LOS ANGELES -- Robert Parry, president of the Federal Reserve Bank of San Francisco, said the U.S. economy has entered a phase of "sustained expansion," though at a rate of growth on the anemic side compared to our usual performance following a recession."
In remarks prepared for the Los Angeles Bond Club, Mr. Parry said consumer prices, which have risen at an annual rate of 3.25% so far this year, will average out to an increase of about 3% for all of 1992 and hold at that level in 1993.
"Inflation seems to be on the downward path," he said. "But we still have a long way to go in achieving our goal of price stability," or the long-term elimination of inflation.
The regional Fed chief added that when the recession is declared over, "it's very likely" that the end will be dated the second quarter of 1991.

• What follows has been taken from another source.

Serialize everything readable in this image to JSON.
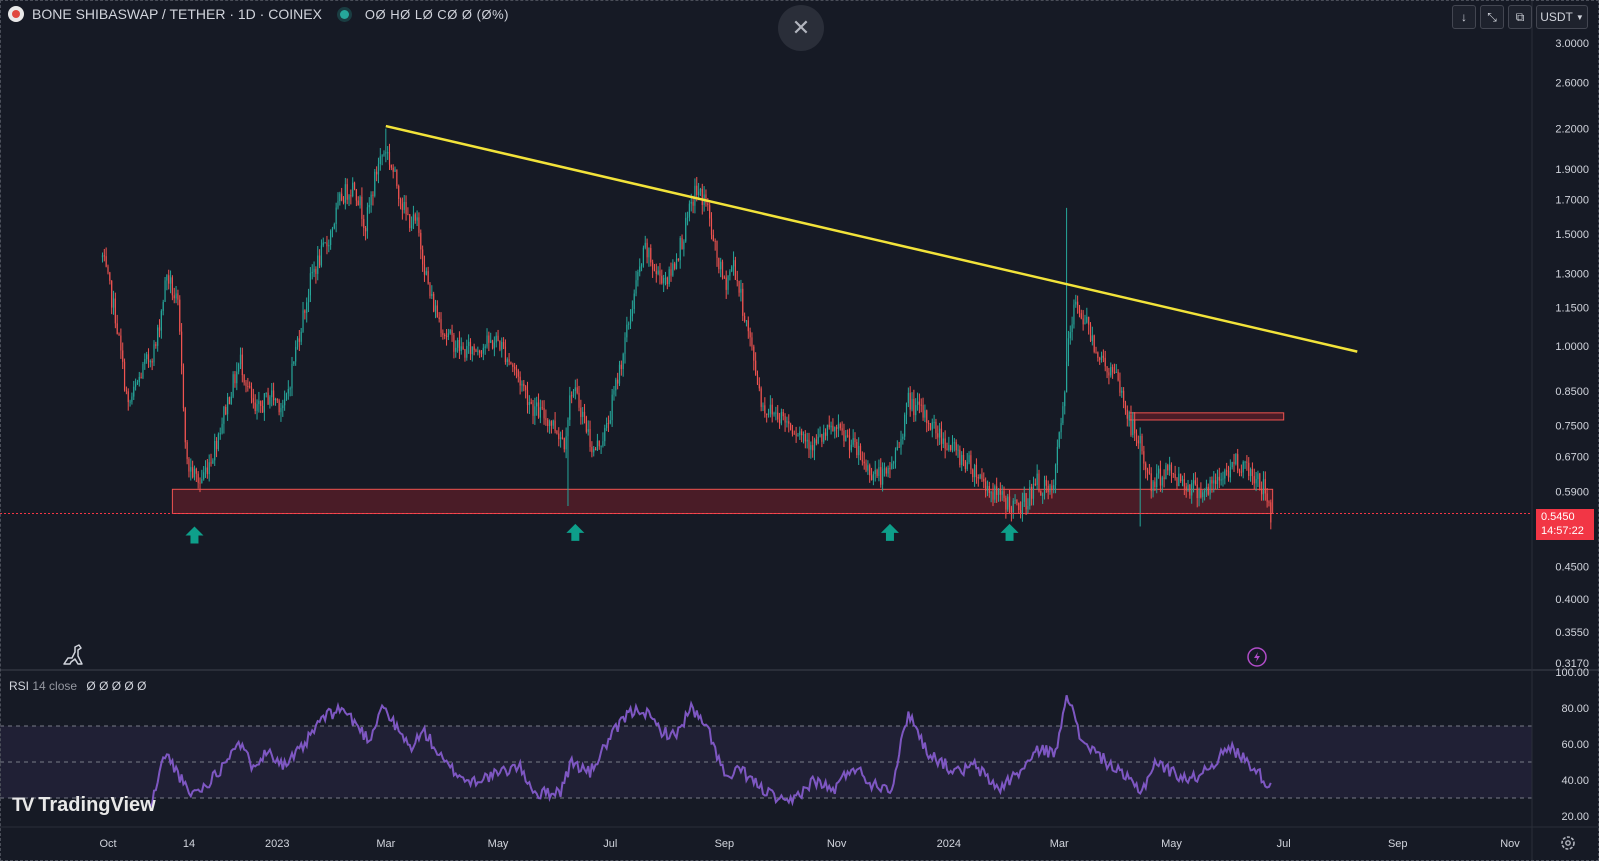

The National Bureau of Economic Research officially determines when recessions begin and end. It deemed that the last recession began in July 1990, and has yet to declare when it ended, if it has.
Mr. Parry said changing demographic patterns contribute to his forecast for a moderate expansion.
"The growth of the labor force is slowing as the baby-boom bulge in the working-age population dissipates," he said. "The lion's share of the slowdown, though, represents a cyclical decline in the economy," which has led the Federal Reserve to ease monetary policy since mid-1989.
Other contributing factors include cutbacks in federal and state government spending, the overhang of troubled commercial real estate that could take years to work down, and slack demand from major trading partners, including Canada, Germany, and Japan.